Heads up: user API not working + preparing for data publication

@Jason_Vallet , this view seems not to be working (you renamed it, but it does not seem to be normalized):

https://edgeryders.eu/en/opencare/users

I am not sure we should publish this file at all, it kind of kills the point of anonymization.

Also notice that I am building anonymized versions of the APIs, then exporting the dumps for upload onto Zenodo. For example https://edgeryders.eu/en/opencare/comments-anonymized is the same as https://edgeryders.eu/en/opencare/comments , except the “user_name” field.

Ping @melancon

Also, why “labels”?

@Jason_Vallet : both the opencare/comments and the opencare/content views have a field called “label”, which is the same as the “Title”. Can we get rid of one of them?

Killed it

I already did it. I can’t think of a reason why we should output the same field twice :slight_smile:

About the User API anonymisation and its fields names

@Alberto: There is several precisions to give concerning the user view and how we use it:

  • First of all, as you may have noticed, the number of users returned by the view (working once more) is limited to 44 users, which I am guessing to be the core of the opencare consortium (?). So this only concerns a small set of users which means that, on our visualisation platform, the rest of the users are created "on-the-fly" when going through the posts, comments, tags and annotations. Those later users are only identified by a given id and their given name.
  • The user view gives a lot of so-called "personnal information" (like facebook, twitter, website, location..., which I do not really consider worthy of interest and yet left anyway). On the other hand, every single piece of information we show in this view (or the others) is also available to everyone via the website. If somebody really wants it, a simple web sniffer will certainly achieve the same job in roughly 10 minutes. So, that being said, anonymising the views will only make such task a little bit harder.
  • Finally, concerning the use of the user's name, no big secret there either considering anybody can infer who is a post or comment author based on the messages' titles. So unless we anonymise everything (like the message title, content and post date, and add some "noise" and "salt"), we do not truly anonymise anything.
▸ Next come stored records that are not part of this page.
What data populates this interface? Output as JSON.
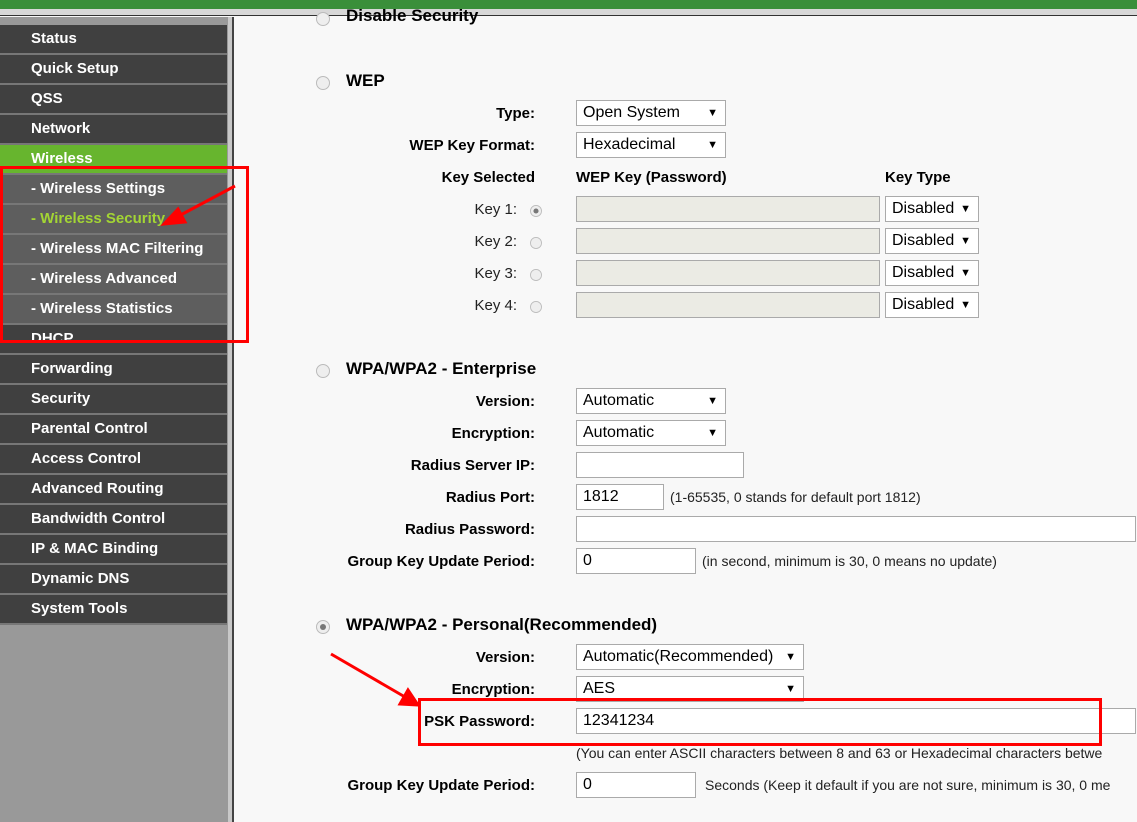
{
  "sidebar": {
    "items": [
      "Status",
      "Quick Setup",
      "QSS",
      "Network",
      "Wireless",
      "- Wireless Settings",
      "- Wireless Security",
      "- Wireless MAC Filtering",
      "- Wireless Advanced",
      "- Wireless Statistics",
      "DHCP",
      "Forwarding",
      "Security",
      "Parental Control",
      "Access Control",
      "Advanced Routing",
      "Bandwidth Control",
      "IP & MAC Binding",
      "Dynamic DNS",
      "System Tools"
    ],
    "active": "Wireless",
    "current": "- Wireless Security"
  },
  "disable": {
    "label": "Disable Security"
  },
  "wep": {
    "label": "WEP",
    "type_label": "Type:",
    "type_value": "Open System",
    "format_label": "WEP Key Format:",
    "format_value": "Hexadecimal",
    "col_key_selected": "Key Selected",
    "col_key": "WEP Key (Password)",
    "col_key_type": "Key Type",
    "keys": [
      {
        "label": "Key 1:",
        "type": "Disabled"
      },
      {
        "label": "Key 2:",
        "type": "Disabled"
      },
      {
        "label": "Key 3:",
        "type": "Disabled"
      },
      {
        "label": "Key 4:",
        "type": "Disabled"
      }
    ]
  },
  "enterprise": {
    "label": "WPA/WPA2 - Enterprise",
    "version_label": "Version:",
    "version_value": "Automatic",
    "encryption_label": "Encryption:",
    "encryption_value": "Automatic",
    "radius_ip_label": "Radius Server IP:",
    "radius_ip_value": "",
    "radius_port_label": "Radius Port:",
    "radius_port_value": "1812",
    "radius_port_note": "(1-65535, 0 stands for default port 1812)",
    "radius_password_label": "Radius Password:",
    "group_label": "Group Key Update Period:",
    "group_value": "0",
    "group_note": "(in second, minimum is 30, 0 means no update)"
  },
  "personal": {
    "label": "WPA/WPA2 - Personal(Recommended)",
    "version_label": "Version:",
    "version_value": "Automatic(Recommended)",
    "encryption_label": "Encryption:",
    "encryption_value": "AES",
    "psk_label": "PSK Password:",
    "psk_value": "12341234",
    "psk_note": "(You can enter ASCII characters between 8 and 63 or Hexadecimal characters betwe",
    "group_label": "Group Key Update Period:",
    "group_value": "0",
    "group_note": "Seconds (Keep it default if you are not sure, minimum is 30, 0 me"
  },
  "colors": {
    "accent": "#67b52e",
    "highlight": "#ff0000"
  }
}
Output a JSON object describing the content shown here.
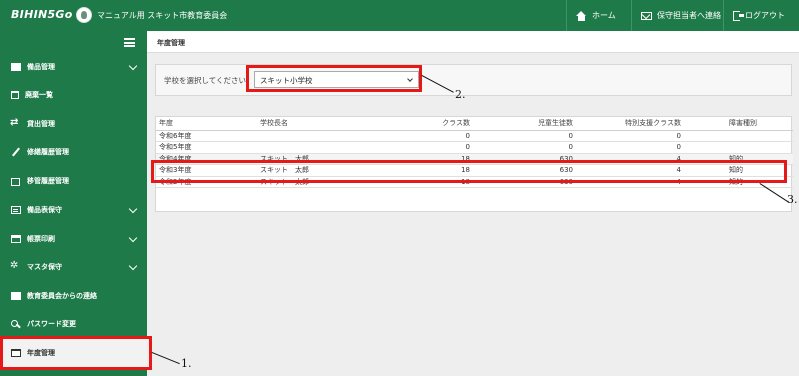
{
  "header": {
    "logo": "BIHIN5Go",
    "org_name": "マニュアル用 スキット市教育委員会",
    "home_label": "ホーム",
    "contact_label": "保守担当者へ連絡",
    "logout_label": "ログアウト"
  },
  "sidebar": {
    "items": [
      {
        "label": "備品管理",
        "icon": "box-icon",
        "chevron": true
      },
      {
        "label": "廃棄一覧",
        "icon": "trash-icon",
        "chevron": false
      },
      {
        "label": "貸出管理",
        "icon": "swap-icon",
        "chevron": false
      },
      {
        "label": "修繕履歴管理",
        "icon": "wrench-icon",
        "chevron": false
      },
      {
        "label": "移管履歴管理",
        "icon": "truck-icon",
        "chevron": false
      },
      {
        "label": "備品表保守",
        "icon": "list-icon",
        "chevron": true
      },
      {
        "label": "帳票印刷",
        "icon": "print-icon",
        "chevron": true
      },
      {
        "label": "マスタ保守",
        "icon": "gear-icon",
        "chevron": true
      },
      {
        "label": "教育委員会からの連絡",
        "icon": "mail-icon",
        "chevron": false
      },
      {
        "label": "パスワード変更",
        "icon": "key-icon",
        "chevron": false
      },
      {
        "label": "年度管理",
        "icon": "calendar-icon",
        "chevron": false,
        "active": true
      }
    ]
  },
  "main": {
    "breadcrumb": "年度管理",
    "school_select": {
      "label": "学校を選択してください。",
      "value": "スキット小学校"
    },
    "table": {
      "headers": [
        "年度",
        "学校長名",
        "クラス数",
        "児童生徒数",
        "特別支援クラス数",
        "障害種別"
      ],
      "rows": [
        [
          "令和6年度",
          "",
          "0",
          "0",
          "0",
          ""
        ],
        [
          "令和5年度",
          "",
          "0",
          "0",
          "0",
          ""
        ],
        [
          "令和4年度",
          "スキット　太郎",
          "18",
          "630",
          "4",
          "知的"
        ],
        [
          "令和3年度",
          "スキット　太郎",
          "18",
          "630",
          "4",
          "知的"
        ],
        [
          "令和2年度",
          "スキット　太郎",
          "18",
          "630",
          "4",
          "知的"
        ]
      ]
    }
  },
  "annotations": [
    "1.",
    "2.",
    "3."
  ],
  "colors": {
    "brand_green": "#1f7a4a",
    "annotation_red": "#e61919"
  }
}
About the “label” field, it is more of a commodity used to indicate what information I want to pass as a visual label on the graph, so there is no need to use it in your case.

TL;DR and to conclude: the user view does not contain essential information and is uncomplete so no need for it on Zenodo. The suppression of the “user_name” is a good idea but ultimately does not ensure anonymisation in this case.

Ok, done

Thanks @Jason_Vallet , you rock.

One thing though: as I told Guy, I think you should scrap this users view with the 44 users. The data model used by edgeryders.eu is no longer based on the Drupal groups. So, the set of users participating in the opencare conversation should be derived as follows:

  • Call the content and comments APIs.
  • Iterate over the items, and save user_ids and user_names in a list.
  • compute the length of the list. 

At the moment, this list is 200 users long.